The remaining $1.15 billion is then split among the PMDs according to the discretion of the top dogs, who evaluate each partner. “Having such a huge part of the partners’ pay package be discretionary is different from the way it used to be,” a former vice-president of the firm told me. “If there are partners they want to push out, they just fuck them on the discretionary part.”
For those in the highest standing, the estimated numbers run in the neighborhood of $20 million to $40 million. So massive are these sums that a secretary in the London office was able to steal £4.5 million from three of her bosses before they even noticed. In the meantime, she’d bought an Aston Martin, a villa in Cyprus, and £350,000 worth of Cartier jewelry.
Though the firm is very discreet about its discretionary bonuses, the requirements of being a public company have forced Goldman to reveal the compensation of its executive management team. They’re a well-paid lot, though not necessarily the best-paid at the firm. Last year, Paulson took home $29.8 million for his troubles, while Lloyd Blankfein, the firm’s president, made a shade less, $29.5 million. David Viniar, the chief financial officer, got $19 million, and vice-chairmen Robert Kaplan and Suzanne Nora Johnson scored $17.5 million apiece.
EMDs, for their part, might make anywhere from $1.75 million to $3 million, according to a knowledgeable employee at a rival firm. “Those guys are almost paying a fee to work at Goldman,” he says. “That’s one thing that hasn’t changed. Goldman is split between the haves—the PMDs—and the have-nots, which is everyone else.” That first point is only partly true, because when Goldman gave up the carrot of the partnership to motivate its employees, it received something in return: publicly traded stock. With an increasing part of its compensation coming in the form of stock grants that vest over time, EMDs still have a fancy set of golden handcuffs keeping them tethered to the firm. And though Goldman shares haven’t exactly rocketed to the moon since 1999, they have outpaced the Dow and the S&P 500.
So what of everyone else? Generally speaking, the remaining 35 percent of net revenue is split rationally at Goldman, based on a series of narrowing considerations: the performance of a particular division within the firm, the business unit within the division, the individuals themselves, and, increasingly, what you need to pay them to keep them from jumping ship. “You try to determine how much you have to pay to ensure their loyalty,” says a former EMD in Goldman’s fixed-income division who left the firm in early 2005. “Except at very senior levels, they’re almost always trying to find that point of indifference. Goldman is paying you $1.25 million and Lehman is dangling $1.5 million? After tax, what is that—150 grand or so? Is it worth switching? Without ever explicitly saying so, that’s precisely what Goldman tries to do—to find that number where someone says, ‘Screw it. It’s just not worth it to move.’ ”

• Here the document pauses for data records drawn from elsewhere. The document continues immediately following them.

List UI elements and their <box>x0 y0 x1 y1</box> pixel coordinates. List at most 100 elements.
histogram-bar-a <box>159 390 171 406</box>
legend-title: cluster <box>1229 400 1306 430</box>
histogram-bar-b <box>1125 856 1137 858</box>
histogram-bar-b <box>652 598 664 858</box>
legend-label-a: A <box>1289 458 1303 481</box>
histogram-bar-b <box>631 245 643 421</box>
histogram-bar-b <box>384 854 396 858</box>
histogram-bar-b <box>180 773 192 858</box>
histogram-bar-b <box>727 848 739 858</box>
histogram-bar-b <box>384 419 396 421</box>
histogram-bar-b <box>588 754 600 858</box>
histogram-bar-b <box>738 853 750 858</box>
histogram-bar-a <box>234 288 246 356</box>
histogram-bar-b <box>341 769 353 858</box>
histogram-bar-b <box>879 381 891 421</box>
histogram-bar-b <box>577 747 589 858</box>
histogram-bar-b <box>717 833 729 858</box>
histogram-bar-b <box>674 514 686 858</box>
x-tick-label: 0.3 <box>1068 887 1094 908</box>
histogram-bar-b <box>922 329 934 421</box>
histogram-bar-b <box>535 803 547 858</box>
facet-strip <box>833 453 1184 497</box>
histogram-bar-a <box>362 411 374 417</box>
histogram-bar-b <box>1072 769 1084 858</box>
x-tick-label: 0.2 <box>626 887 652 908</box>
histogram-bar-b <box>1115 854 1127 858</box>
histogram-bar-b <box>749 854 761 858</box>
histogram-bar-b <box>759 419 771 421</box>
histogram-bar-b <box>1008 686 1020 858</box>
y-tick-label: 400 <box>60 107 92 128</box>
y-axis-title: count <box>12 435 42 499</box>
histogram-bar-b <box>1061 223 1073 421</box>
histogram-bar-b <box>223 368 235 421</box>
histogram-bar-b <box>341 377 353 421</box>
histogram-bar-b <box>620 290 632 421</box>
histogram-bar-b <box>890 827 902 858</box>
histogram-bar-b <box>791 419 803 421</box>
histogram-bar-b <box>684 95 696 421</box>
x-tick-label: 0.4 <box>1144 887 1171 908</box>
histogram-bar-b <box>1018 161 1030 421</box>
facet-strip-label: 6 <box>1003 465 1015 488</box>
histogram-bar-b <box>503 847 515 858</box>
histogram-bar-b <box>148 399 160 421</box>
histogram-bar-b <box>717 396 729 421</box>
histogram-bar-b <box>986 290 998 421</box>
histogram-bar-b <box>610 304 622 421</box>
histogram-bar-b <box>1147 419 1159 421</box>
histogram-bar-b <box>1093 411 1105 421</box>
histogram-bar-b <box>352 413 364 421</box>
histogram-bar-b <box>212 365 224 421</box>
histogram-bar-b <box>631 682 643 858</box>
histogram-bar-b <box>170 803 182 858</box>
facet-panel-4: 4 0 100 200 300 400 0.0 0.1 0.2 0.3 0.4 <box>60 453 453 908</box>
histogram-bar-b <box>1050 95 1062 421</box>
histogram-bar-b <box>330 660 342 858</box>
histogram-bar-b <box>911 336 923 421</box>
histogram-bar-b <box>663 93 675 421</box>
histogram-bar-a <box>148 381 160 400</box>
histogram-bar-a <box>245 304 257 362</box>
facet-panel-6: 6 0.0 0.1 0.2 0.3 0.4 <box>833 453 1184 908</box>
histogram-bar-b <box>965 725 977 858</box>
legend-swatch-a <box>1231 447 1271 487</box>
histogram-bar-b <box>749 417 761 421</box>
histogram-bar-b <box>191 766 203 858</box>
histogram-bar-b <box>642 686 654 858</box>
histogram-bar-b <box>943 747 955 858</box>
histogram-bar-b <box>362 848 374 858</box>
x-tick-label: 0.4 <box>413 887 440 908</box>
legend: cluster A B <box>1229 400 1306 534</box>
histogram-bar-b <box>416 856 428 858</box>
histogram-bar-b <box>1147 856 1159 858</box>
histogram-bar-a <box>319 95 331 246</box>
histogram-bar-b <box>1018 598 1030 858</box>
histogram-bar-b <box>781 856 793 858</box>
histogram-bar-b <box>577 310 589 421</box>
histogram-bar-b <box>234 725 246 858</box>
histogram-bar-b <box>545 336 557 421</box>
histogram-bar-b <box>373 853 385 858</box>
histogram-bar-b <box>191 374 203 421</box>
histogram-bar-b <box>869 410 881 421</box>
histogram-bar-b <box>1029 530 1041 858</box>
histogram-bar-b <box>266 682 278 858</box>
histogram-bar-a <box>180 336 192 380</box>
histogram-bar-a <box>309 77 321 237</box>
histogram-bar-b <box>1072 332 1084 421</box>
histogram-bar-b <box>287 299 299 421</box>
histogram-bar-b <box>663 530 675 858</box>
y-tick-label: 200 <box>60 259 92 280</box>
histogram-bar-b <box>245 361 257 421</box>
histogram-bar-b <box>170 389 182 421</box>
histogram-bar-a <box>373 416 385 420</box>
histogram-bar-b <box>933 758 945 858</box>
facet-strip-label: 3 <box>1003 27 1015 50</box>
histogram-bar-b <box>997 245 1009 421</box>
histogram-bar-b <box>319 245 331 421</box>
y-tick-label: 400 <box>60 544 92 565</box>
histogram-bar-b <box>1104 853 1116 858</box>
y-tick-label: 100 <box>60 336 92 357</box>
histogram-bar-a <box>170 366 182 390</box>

Although the past five years have seen a huge amount of traffic from old-line investment banks to hedge funds, executive recruiters say that movement has slowed somewhat. The spate of hedge-fund scandals and spotty performance in 2005 will likely slow it even more. But that doesn’t mean Lehman Brothers and other investment banks aren’t chasing after Goldman’s top talent—and vice versa. “There’s a talent war out there in areas like derivatives, commodities, investment banking, and proprietary trading,” says Michael Karp, co-founder of executive-search firm Options Group.
So how do they keep their people from bolting when they find out the guy at the next desk got paid a little more? Trick No. 1: Demand secrecy. It’s not as difficult as it sounds; the employees themselves have an interest in not advertising their own bonuses. The only thing worse than getting shafted, after all, is having your colleagues know you’ve been shafted. “Everybody on Wall Street plays poker when it comes to compensation,” says that former EMD. “Even if you’re positively surprised, you hide it, because you want them to feel that was the least you expected.”
A current vice-president at the firm says that because everyone gets the news on the same day—“compensation day,” which is generally in the first half of December—the entire firm gets consumed in a frenzy of trying to read each other’s reactions. “All the offices have glass walls, so everyone is trying to read everyone else’s face, especially when they’re in there getting the news,” she says. “You wonder, Does she look happier than me?”
When I worked in Goldman Sachs’s investment-banking division in the early nineties, I knew of a group of more-senior employees who would sit together at the division’s annual party each year and throw their compensation numbers into a hat. A designated person would calculate the average and tell it to the table, just so all knew where they stood. But that was the extent of it—the actual numbers were not shared.